Один из главных исторических мифов Российской империи и СССР — миф о допетровской Руси. Якобы до «пришествия Петра» наша земля прозябала в кромешном мраке, дикости и невежестве: варварские обычаи, звериная жестокость, отсталость решительно во всем. Дескать, не было в Московии XVII века ни нормального управления, ни боеспособной армии, ни флота, ни просвещения, ни светской литературы, ни даже зеркал…Не верьте! Эта черная легенда вымышлена, чтобы доказать «необходимость» жесточайших петровских «реформ», разоривших и обескровивших нашу страну.

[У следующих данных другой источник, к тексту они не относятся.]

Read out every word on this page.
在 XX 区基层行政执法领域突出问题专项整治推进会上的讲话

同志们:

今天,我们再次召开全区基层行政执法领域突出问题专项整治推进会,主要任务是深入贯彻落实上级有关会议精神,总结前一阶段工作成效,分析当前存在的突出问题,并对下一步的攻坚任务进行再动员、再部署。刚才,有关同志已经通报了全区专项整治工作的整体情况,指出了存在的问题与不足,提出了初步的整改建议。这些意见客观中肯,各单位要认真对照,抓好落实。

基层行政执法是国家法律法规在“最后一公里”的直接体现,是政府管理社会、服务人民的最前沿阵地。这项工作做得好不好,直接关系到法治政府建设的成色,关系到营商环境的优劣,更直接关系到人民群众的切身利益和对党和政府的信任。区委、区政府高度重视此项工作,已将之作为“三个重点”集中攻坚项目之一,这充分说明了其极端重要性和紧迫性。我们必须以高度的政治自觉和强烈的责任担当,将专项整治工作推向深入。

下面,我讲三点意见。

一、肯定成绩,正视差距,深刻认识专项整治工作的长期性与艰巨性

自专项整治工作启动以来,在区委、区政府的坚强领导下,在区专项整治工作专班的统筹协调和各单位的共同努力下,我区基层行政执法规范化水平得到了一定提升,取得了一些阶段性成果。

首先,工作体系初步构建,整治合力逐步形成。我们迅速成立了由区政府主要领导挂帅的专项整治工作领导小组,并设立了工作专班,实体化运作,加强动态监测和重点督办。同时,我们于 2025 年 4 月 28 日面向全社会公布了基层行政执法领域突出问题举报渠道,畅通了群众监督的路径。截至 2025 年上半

На самом деле все, что приписывается Петру, было заведено на Руси задолго до этого бесноватого садиста!В своей сенсационной книге популярный историк доказывает, что XVII столетие было подлинным «золотым веком» Русского государства — гораздо более развитым, богатым, свободным, гораздо ближе к Европе, чем после проклятых петровских «реформ». Если бы не Петр-антихрист, если бы Новомосковское царство не было уничтожено кровавым извергом, мы жили бы теперь в гораздо более счастливом и справедливом мире.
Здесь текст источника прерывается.